The focus is on new and practical methods for (semi-)automated (ML-based) data quality assessment and improvement. The topics of interest include, but are not limited to:

Data preprocessing
Data profiling for data quality measurement
Explainable data cleaning
DQ requirements for generative AI systems
DQ using generative AI
Data quality assessment for AI-based systems
Data quality improvement / data cleaning for AI-based systems
Benchmark data sets to evaluate DQ assurance methods
Automation of DQ assessment and improvement methods
Methods to scale data quality assessment and cleansing
ML-powered methods for improving data quality
Data quality in graph-structured or time-series data
Metadata management to improve data quality
Data quality in different data science domains
Human-in-the-loop approaches for DQ
Post-training quality / fact checking
FAIRness in data quality

Important Dates

Submission deadline
(May 31, 2024, 9pm PST)
Extension to June 14, 2024, 9pm PST

Notification
July 22, 2024

Final version
August 5, 2024

Workshop
August 26, 2024

Manuscript Preparation

Submission
Authors are invited to submit original, unpublished full research papers and demo descriptions that are not being considered for publication in any other forum.
Please submit your paper as a PDF using Microsoft's QDB CMT site. You need to append the category tag as a suffix to the title of the paper such as “Data Management in the Year 3000 [Regular]”; “Spatial Database System [Demo]”. This must be done both in the paper file and in the CMT submission title. The suffix will not be part of the camera-ready copy if the paper is accepted.

Format
It is the authors' responsibility to ensure that their submissions adhere to the VLDB format detailed here. In particular, it is not allowed to modify the format with the objective of squeezing in more material. Submissions that do not comply with the formatting detailed here will be rejected without review. Note that the limit of up to 6 pages (including all figures, tables, and references) must be followed for both full papers and demos.

Publication
Accepted papers will be distributed via the CEUR workshop proceedings.

Past Events

We are building on an established tradition of eleven previous international VLDB workshops concerning data and information quality.
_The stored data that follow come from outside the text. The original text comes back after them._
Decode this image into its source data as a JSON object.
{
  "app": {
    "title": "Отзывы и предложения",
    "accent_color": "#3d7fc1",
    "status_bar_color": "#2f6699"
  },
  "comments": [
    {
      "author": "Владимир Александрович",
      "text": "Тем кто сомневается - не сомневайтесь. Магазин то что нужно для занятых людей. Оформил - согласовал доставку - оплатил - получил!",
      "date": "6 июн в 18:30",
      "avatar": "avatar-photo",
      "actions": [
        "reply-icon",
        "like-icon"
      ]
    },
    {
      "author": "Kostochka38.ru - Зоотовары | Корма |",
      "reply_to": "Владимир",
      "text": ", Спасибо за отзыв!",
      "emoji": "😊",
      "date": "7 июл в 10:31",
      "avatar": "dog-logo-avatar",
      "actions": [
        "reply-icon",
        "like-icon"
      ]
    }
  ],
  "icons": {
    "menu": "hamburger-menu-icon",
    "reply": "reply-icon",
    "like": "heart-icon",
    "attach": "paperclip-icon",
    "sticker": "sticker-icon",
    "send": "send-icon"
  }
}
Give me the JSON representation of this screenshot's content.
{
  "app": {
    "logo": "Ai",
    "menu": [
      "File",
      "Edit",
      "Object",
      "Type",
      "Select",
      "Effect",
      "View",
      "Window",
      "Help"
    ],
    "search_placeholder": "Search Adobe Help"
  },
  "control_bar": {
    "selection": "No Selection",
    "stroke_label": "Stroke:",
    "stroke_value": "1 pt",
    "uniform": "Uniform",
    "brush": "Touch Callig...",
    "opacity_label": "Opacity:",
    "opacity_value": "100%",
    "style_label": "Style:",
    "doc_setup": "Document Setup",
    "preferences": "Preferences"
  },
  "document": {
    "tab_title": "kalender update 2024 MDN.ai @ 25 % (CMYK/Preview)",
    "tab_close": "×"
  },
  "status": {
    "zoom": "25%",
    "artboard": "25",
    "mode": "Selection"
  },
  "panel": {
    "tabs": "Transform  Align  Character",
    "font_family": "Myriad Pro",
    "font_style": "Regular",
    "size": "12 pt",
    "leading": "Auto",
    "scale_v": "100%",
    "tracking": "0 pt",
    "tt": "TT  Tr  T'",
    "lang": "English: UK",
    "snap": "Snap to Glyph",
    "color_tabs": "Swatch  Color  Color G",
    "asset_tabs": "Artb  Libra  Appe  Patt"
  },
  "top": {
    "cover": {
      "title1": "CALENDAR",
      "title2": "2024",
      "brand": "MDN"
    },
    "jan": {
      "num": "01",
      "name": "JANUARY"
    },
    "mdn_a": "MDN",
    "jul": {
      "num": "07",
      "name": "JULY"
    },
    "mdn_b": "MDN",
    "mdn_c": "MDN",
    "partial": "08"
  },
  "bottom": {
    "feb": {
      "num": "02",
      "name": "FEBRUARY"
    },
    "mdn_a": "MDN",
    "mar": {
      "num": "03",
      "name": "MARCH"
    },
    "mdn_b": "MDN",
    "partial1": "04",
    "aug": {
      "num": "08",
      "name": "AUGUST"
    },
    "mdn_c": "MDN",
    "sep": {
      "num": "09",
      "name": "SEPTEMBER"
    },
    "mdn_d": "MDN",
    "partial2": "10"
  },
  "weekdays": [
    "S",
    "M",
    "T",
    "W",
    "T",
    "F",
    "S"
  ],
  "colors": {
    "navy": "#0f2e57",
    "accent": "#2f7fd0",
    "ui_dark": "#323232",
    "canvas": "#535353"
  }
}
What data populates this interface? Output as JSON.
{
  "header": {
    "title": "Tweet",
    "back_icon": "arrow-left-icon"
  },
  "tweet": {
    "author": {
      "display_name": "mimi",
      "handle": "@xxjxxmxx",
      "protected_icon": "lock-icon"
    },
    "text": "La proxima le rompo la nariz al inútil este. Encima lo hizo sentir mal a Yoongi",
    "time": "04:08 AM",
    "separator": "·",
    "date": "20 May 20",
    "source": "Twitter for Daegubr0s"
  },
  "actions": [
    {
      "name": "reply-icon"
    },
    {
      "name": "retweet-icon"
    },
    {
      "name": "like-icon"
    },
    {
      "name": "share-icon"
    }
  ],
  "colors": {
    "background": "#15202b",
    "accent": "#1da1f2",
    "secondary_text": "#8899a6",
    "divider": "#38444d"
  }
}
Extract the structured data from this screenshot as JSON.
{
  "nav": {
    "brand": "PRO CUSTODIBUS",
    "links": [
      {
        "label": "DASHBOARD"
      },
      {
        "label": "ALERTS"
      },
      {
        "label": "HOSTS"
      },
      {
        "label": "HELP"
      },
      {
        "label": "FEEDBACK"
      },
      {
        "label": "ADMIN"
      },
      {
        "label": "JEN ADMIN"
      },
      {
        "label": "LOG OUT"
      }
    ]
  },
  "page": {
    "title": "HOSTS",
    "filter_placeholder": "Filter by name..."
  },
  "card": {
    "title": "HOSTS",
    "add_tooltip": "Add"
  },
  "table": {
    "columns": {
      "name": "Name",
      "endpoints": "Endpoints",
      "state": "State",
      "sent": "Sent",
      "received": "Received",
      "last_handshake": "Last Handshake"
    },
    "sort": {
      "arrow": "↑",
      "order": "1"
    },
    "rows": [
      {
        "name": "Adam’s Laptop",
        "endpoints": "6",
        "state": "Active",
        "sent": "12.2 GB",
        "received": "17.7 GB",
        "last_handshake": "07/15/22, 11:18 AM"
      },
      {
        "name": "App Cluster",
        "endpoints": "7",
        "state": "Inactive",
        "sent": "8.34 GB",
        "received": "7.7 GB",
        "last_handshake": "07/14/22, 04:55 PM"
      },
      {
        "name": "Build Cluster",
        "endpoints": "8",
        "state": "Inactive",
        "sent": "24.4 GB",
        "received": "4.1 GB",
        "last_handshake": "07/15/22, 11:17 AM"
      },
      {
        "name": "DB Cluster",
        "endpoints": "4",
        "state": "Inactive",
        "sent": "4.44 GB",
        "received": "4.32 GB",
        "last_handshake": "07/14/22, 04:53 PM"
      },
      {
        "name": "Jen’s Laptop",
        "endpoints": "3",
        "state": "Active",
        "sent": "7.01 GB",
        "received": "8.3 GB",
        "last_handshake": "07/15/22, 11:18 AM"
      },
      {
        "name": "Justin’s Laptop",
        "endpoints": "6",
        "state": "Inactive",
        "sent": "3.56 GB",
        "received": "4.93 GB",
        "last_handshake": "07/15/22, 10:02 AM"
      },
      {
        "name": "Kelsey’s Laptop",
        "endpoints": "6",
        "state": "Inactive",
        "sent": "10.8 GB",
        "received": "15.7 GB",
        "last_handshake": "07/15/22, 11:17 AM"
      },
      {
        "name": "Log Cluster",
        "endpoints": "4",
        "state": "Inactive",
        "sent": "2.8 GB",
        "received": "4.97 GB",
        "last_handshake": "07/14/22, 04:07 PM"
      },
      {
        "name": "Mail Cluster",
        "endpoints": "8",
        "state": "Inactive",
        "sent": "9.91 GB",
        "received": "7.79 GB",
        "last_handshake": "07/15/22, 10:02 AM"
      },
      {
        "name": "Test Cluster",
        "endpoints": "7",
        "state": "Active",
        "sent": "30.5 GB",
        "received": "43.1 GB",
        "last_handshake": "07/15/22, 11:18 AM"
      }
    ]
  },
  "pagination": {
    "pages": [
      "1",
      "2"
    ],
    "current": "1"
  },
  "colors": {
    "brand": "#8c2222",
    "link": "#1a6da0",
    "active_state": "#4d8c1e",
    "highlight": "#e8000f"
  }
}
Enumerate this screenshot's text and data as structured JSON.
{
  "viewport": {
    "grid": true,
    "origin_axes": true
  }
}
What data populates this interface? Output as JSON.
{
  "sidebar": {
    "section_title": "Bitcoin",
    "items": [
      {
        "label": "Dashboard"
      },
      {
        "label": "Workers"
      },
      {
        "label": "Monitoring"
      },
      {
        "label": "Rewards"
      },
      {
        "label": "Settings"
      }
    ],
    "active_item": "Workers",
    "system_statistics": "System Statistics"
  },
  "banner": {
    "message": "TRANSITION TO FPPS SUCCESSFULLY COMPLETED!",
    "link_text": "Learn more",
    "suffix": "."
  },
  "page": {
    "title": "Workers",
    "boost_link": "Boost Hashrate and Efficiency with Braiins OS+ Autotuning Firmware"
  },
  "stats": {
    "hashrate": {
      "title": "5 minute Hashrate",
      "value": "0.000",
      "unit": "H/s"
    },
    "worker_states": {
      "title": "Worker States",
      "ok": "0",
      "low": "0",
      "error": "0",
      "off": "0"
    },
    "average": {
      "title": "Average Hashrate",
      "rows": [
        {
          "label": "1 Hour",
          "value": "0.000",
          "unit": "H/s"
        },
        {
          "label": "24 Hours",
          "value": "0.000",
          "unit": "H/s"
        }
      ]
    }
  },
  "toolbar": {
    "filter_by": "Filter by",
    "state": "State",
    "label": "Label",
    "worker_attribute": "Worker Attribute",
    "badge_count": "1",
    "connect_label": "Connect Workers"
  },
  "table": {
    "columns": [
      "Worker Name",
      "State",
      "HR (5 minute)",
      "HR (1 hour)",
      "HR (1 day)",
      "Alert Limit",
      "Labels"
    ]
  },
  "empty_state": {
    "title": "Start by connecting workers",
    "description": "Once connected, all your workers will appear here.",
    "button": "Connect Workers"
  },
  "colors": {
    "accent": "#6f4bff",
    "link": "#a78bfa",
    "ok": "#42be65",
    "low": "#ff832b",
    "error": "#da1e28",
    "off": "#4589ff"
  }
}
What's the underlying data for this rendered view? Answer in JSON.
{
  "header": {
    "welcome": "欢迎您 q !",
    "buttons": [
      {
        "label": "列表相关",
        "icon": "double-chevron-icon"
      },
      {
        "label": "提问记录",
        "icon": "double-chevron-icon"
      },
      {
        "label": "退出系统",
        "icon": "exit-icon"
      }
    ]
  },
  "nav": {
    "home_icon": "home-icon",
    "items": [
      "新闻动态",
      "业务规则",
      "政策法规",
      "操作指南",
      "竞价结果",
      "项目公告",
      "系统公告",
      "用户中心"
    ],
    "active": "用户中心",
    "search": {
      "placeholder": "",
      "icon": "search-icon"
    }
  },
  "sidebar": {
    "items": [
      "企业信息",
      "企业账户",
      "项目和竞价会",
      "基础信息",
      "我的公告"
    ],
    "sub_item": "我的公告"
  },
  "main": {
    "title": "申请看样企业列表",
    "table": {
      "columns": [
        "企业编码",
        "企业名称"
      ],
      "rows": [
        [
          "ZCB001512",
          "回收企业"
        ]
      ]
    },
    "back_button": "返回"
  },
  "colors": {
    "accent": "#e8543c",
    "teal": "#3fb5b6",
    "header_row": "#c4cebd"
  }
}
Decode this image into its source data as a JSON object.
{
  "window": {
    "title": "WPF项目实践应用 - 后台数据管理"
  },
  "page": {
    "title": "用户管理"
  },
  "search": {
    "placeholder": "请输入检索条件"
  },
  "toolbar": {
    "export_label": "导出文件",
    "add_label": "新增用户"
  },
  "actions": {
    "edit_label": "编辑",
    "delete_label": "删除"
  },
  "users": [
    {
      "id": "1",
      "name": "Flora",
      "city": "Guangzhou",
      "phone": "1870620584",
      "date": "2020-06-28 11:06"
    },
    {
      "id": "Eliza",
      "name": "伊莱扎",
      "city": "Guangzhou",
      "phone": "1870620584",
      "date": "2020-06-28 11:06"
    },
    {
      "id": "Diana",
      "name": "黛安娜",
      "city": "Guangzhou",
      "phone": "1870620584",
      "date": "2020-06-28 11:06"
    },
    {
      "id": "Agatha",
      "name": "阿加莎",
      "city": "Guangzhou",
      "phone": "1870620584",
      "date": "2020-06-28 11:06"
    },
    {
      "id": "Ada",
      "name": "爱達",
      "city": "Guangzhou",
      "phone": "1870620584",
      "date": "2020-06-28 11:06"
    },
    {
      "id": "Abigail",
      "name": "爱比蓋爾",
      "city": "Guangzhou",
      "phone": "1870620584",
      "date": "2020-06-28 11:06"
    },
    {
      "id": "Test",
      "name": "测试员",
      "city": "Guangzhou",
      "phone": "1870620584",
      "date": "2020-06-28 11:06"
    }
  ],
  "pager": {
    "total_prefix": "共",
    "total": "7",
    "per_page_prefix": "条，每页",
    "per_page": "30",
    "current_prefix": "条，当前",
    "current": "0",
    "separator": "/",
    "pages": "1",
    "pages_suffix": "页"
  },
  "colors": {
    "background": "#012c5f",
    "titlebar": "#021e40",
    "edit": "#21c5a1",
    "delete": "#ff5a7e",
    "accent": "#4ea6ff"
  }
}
QDB 2023, Vancouver, Canada, co-located with VDLB 2023. Website: https://hpi.de/naumann/projects/conferences-and-workshops-hosted/qdb-2023.html
QDB 2016, Delhi, India, co-located with VLDB 2016. Report: https://publications.rwth-aachen.de/record/680764
QDB 2012, Istanbul, Turkey, co-located with VLDB 2012. Report: https://sigmodrecord.org/publications/sigmodRecord/1212/pdfs/11.report.dong.pdf
QDB 2011, Seattle, US, co-located with VDLB 2011. Website: http://qdb2011.dia.uniroma3.it/index.html
QDB 2010, Singapore, co-located with the VLDB 2010. Report: http://sigmod.org/publications/sigmodRecord/1112/pdfs/09.report.maurino.pdf
Earlier version of the QDB workshop were co-located with VLDB from 2007-2009.
CleanDB 2006, Seoul, Korea co-located with VLDB 2006. Website: https://pike.psu.edu/cleandb06/
From 2004-2006, the predecessor workshop was termed IQIS and co-located with SIGMOD.